One night Black Pat had heard stealthy footsteps approaching his swag and had let go the full contents of his revolver without further enquiries. There had been a wild shriek and in the morning they followed a blood trail to the river bank where it disappeared.
Another night Long Michael, riding round the cattle, spotted a dozen natives rounding up some horses. Not wanting to fire his revolver so close to the drowsing mob he galloped towards them full tilt and they dispersed like shadows.
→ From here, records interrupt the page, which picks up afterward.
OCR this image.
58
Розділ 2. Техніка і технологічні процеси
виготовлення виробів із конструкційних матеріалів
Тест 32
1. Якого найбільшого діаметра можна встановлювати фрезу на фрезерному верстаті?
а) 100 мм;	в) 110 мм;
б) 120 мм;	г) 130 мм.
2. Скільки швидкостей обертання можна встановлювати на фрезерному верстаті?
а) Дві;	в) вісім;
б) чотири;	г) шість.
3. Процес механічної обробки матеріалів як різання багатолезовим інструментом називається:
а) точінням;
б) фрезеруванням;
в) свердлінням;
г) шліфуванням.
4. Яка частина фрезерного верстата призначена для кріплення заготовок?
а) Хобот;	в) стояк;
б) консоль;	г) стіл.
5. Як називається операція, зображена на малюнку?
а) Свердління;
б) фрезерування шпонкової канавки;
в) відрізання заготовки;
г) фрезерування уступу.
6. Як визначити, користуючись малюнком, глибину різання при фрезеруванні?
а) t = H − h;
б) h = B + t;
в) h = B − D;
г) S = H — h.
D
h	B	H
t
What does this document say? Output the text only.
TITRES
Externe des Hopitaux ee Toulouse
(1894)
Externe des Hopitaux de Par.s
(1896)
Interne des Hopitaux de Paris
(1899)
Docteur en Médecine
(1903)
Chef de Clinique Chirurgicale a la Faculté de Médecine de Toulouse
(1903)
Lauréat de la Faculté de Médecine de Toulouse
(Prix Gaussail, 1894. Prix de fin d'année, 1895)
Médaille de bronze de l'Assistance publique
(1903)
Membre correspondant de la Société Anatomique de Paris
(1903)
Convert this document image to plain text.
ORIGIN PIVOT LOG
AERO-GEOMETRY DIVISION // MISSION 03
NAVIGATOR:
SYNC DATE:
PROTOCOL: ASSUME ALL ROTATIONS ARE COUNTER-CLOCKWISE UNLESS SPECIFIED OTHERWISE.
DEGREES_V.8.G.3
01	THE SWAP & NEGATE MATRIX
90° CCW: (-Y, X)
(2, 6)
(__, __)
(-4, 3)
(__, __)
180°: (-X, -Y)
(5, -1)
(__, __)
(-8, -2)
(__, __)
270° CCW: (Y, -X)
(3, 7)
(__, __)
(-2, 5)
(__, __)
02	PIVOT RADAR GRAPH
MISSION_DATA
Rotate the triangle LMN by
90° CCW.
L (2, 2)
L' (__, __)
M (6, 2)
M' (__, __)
Sometimes there were ‘nigger tracks’ around the camp in the morning and marks showing that the blacks had been dragging spears along in their feet as they often did to disguise the fact that they were carrying weapons.
But even though they kept for the most part discreetly out of sight, the blacks were always there, a danger skulking in pandanus or tea-tree thickets, crouching on the ant-hill plains. Horses smelt them at the waterholes and riders sat alert in their saddles as the cattle drank.
For four months the steaming wet held the gulf country in the grip of bog and ‘bankers’. Sometimes the party was held up for weeks on end waiting for the rivers to go down. Tempers grew frayed and personal idiosyncrasies strained taut nerves to breaking point. It was little wonder that seasoned drovers became known as men of few words and iron self-discipline.